Methodik: Die mRNA von 21 Chondrosarkomen unterschiedlichen Grades wurden analysiert. Als Vergleich dienten 9 gesunde Knorpelproben. Die Genexpressionsanalysen wurden anhand eines 230 Gene umfassenden cDNA Arrays, in dem spezifisch Knorpel-relevante Gene repräsentiert sind, untersucht. Nach Normalisierung wurden die Daten mit Hilfe der SAM (Significance Analysis of Microarrays) Software statistisch analysiert. cDNA Array Ergebnisse wurden mittels real-time RT-PCR bestätigt.
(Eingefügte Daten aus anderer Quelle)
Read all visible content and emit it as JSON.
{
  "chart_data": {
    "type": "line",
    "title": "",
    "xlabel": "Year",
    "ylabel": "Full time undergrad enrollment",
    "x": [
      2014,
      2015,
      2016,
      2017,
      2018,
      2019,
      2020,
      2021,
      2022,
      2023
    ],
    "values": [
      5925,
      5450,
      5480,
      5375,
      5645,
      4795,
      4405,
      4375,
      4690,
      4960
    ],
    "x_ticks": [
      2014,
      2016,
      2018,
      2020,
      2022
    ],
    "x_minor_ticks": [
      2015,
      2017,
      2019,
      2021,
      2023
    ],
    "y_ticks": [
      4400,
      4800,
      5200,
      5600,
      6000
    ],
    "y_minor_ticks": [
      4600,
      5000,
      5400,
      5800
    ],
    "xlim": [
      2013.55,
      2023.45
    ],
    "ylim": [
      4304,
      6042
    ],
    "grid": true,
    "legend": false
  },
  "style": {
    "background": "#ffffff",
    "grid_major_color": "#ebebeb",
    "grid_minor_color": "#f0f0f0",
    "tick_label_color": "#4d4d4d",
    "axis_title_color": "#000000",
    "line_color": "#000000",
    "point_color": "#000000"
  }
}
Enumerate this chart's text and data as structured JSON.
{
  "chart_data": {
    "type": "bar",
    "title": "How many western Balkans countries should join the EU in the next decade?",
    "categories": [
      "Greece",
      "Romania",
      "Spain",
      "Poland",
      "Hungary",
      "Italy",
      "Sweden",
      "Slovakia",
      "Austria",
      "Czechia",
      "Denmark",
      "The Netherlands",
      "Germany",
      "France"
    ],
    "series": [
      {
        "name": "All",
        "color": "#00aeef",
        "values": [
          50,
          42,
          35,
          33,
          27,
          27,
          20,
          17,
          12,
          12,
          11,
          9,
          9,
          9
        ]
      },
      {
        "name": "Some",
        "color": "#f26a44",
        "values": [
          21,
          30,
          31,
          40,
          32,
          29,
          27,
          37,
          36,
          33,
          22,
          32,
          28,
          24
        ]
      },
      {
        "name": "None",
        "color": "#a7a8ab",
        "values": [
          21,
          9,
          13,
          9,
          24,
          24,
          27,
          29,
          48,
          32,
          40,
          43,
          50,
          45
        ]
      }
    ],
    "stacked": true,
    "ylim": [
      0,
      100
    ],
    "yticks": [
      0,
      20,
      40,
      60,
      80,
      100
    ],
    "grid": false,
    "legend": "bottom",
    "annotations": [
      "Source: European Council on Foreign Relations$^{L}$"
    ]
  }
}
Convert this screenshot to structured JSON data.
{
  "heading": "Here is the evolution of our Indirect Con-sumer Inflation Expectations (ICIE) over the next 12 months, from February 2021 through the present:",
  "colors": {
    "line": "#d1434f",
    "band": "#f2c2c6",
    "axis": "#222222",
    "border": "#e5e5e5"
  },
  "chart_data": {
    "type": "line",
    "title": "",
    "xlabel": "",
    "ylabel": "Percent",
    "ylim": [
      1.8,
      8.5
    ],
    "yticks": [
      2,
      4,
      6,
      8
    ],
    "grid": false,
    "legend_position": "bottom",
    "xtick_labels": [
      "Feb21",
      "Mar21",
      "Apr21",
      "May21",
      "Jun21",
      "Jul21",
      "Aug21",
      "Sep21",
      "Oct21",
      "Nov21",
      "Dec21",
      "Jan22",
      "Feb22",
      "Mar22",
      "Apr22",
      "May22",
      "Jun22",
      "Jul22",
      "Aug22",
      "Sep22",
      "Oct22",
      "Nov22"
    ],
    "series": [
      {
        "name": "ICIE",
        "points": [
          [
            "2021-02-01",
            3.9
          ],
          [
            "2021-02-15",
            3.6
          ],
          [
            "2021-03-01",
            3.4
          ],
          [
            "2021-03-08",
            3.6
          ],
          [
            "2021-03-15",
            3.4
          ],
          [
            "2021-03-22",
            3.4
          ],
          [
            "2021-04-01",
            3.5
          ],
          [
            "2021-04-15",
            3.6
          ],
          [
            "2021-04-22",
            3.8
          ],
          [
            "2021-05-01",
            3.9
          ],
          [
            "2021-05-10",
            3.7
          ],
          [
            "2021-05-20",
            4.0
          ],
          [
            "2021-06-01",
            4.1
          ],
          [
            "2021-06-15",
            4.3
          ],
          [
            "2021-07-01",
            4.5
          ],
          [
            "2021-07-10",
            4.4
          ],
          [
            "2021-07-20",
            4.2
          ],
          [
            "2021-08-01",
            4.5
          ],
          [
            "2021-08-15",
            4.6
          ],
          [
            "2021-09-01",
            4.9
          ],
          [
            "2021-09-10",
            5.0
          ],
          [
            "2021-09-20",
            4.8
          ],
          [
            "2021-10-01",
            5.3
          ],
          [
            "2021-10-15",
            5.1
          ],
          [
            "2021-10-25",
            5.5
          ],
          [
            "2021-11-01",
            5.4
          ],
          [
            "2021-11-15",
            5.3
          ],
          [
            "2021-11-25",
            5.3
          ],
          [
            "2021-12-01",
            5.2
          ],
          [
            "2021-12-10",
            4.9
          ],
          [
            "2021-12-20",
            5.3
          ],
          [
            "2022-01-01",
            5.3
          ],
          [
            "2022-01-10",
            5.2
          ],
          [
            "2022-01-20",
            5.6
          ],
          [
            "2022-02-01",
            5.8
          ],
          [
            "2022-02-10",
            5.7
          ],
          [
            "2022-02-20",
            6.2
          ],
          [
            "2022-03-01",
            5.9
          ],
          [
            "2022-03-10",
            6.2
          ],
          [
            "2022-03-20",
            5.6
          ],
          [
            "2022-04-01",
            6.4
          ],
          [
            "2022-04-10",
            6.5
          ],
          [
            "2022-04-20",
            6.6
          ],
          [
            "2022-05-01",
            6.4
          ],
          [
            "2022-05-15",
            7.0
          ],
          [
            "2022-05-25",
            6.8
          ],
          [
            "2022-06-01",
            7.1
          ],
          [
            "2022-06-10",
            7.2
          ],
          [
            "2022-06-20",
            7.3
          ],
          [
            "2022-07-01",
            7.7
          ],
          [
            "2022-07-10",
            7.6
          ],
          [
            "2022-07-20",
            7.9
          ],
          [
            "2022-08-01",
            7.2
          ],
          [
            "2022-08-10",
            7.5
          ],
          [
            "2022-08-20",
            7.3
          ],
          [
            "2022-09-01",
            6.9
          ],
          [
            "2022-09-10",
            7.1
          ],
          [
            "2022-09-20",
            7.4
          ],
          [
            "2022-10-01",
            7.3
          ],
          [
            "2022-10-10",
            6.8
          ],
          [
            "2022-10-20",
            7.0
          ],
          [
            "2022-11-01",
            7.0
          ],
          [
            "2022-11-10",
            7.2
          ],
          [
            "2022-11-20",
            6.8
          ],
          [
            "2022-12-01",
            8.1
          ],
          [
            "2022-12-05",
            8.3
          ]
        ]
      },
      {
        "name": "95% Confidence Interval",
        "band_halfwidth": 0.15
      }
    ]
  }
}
Ergebnisse: Durch einen Vergleich der Genexpressionsmuster in Chondrosarkomen und in gesundem Knorpelgewebe wurden 11 Gene identifiziert, die in den Tumoren höher exprimiert werden und somit potenzielle Marker für Chondrosarkome repräsentieren. Es wurden Korrelationen zwischen Genexpression und histologischem Grading gefunden, unter anderem mit einem Gen, das in hoch malignen Tumoren signifikant höher exprimiert wurde als in Tumoren niedrigen Grads.

Schlussfolgerungen: In den untersuchten Chondrosarkomen wurden sowohl Markergene für Knorpelgewebe als auch Gene, die spezifisch für Stammzellen sind, exprimiert. Diese Genexpressionsmuster bestätigen, dass in Chondrosarkomen verschiedene Differenzierungsstadien chondrozytärer Zellen repräsentiert sind. Um weitere Einblicke in die molekularen Mechanismen der Entwicklung von Chondrosarkomen zu gewinnen, ist eine gezielte Analyse von Differenzierungs- und Dedifferenzierungsmarkern chondrozytärer Zellen in Chondrosarkomproben geplant.